Vocal critics of the current model, like Fredericton autism advocate Harold L. Doherty, charge that the province’s current regime is “philosophy-based” and turns a blind eye to students with “complex needs” who are being marginalized and eventually left by the wayside. http://autisminnb.blogspot.ca/2012/06/building-bigger-tent-is-badly-needed.html Classroom teachers, lacking the expertise and resource support, according to the NBTA’s Heather Smith, can be overwhelmed by the growing numbers of “students in difficult situations.”
New Brunswick’s full adoption of Inclusive Education since 2006 has certainly tested the limits of the “all-inclusive classroom” as the answer for all K-8 students and the vast majority of high schoolers.
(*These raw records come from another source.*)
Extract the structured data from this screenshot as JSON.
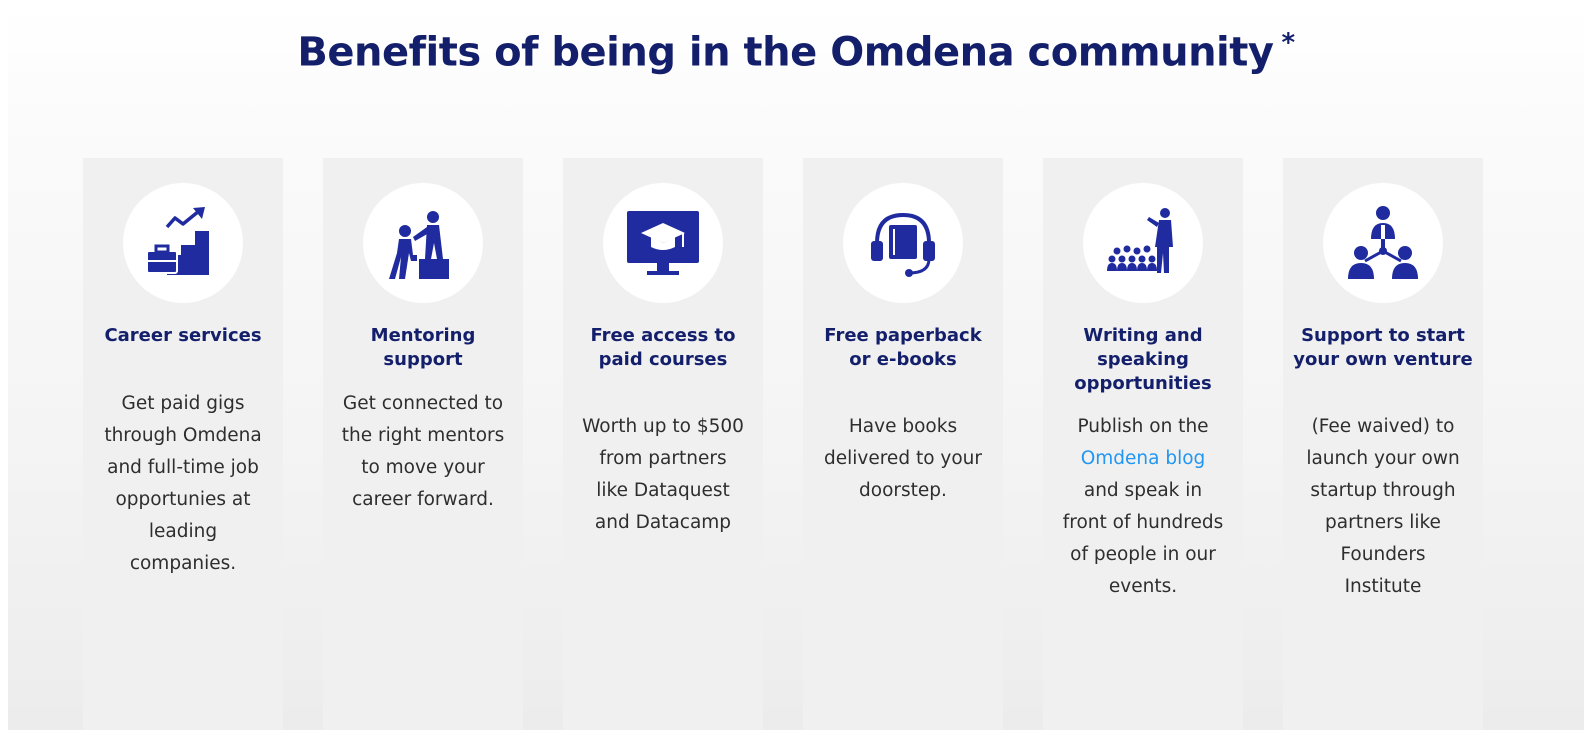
{
  "heading": {
    "text": "Benefits of being in the Omdena community",
    "asterisk": "*"
  },
  "brand_colors": {
    "title": "#141f6b",
    "icon": "#1f2b9e",
    "link": "#2196f3"
  },
  "cards": [
    {
      "icon": "career-growth-icon",
      "title": "Career services",
      "body": "Get paid gigs through Omdena and full-time job opportunies at leading companies."
    },
    {
      "icon": "mentoring-icon",
      "title": "Mentoring support",
      "body": "Get connected to the right mentors to move your career forward."
    },
    {
      "icon": "online-course-icon",
      "title": "Free access to paid courses",
      "body": "Worth up to $500 from partners like Dataquest and Datacamp"
    },
    {
      "icon": "audiobook-icon",
      "title": "Free paperback or e-books",
      "body": "Have books delivered to your doorstep."
    },
    {
      "icon": "public-speaking-icon",
      "title": "Writing and speaking opportunities",
      "body_before": "Publish on the",
      "link": "Omdena blog",
      "body_after": "and speak in front of hundreds of people in our events."
    },
    {
      "icon": "team-network-icon",
      "title": "Support to start your own venture",
      "body": "(Fee waived) to launch your own startup through partners like Founders Institute"
    }
  ]
}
Alberta, Ontario and Nova Scotia have all responded to shifts in the composition of the student population by offering more self-contained classes and viable alternative school programs.
The neighbouring province of Nova Scotia provides a stark contrast. There a small number of private, independent Special Education (Grade 3-12) schools have emerged since the 1970s to fill the gap by providing a vitally important “lifeline” in the continuum of student support services. Demand for such schooling grew after 2000 to the point where the Nova Scotia Education began looking at implementing a provincial tuition support program serving students with more acute learning difficulties.
The Nova Scotia Tuition Support Program (TSP), initiated in September 2004, provides an option for students with special needs who cannot be served at their local public school. It was explicitly intended for short-term purposes and works on the assumption that students can eventually be successfully “transitioned” back into the regular system. The TSP provides funding which covers most of the tuition costs to attend designated special education private schools (DSEPS) and any public alternative education centres that might eventually be established in Nova Scotia.
My AIMS research study, Building a Bigger Tent, provides a detailed cost-benefit analysis of New Brunswick’s implementation of inclusion, identifies a significant hole in the system, and examines the pent-up demand for a full continuum of service, from mainstreaming to self-contained classes to special needs schools. It rejects the findings of the Porter-Aucoin report and calls for a truly independent, arms-length review, seeking to assess the unmet demand for better alternative “lifeline” programs, meeting the needs simply unable to cope in a regular classroom.http://www.aims.ca/site/media/aims/Building%20a%20Bigger%20Tent.pdf
New Brunswick would benefit from taking a closer look at Nova Scotia’s service delivery model, including Special Education schools and the ground-breaking Tuition Support Program (TSP) rendering them more accessible to families with severely learning challenged children.
The Porter-Aucoin report may have produced more funding for student supports, but without “lifeline school programs” do not expect significantly improved outcomes for severely learning disabled kids. It’s high time that New Brunswick stepped back with a wider lens, started listening more to those currently locked in a system designed by theorists, in the interests of promoting a better educational environment for teachers and students alike.
Who is being ‘left out” or falling by the wayside in the New Brunswick model based upon “full inclusion” for all in a regular classroom, whatever the severity of their needs? What happens to students who cannot cope or thrive in the all-inclusive classroom? Why do existing special programs and alternative education centres fly so much below the radar in the province? What can New Brunswick learn from Nova Scotia, Ontario, and Alberta when it comes to support for kids with severe learning disabilities and complex needs?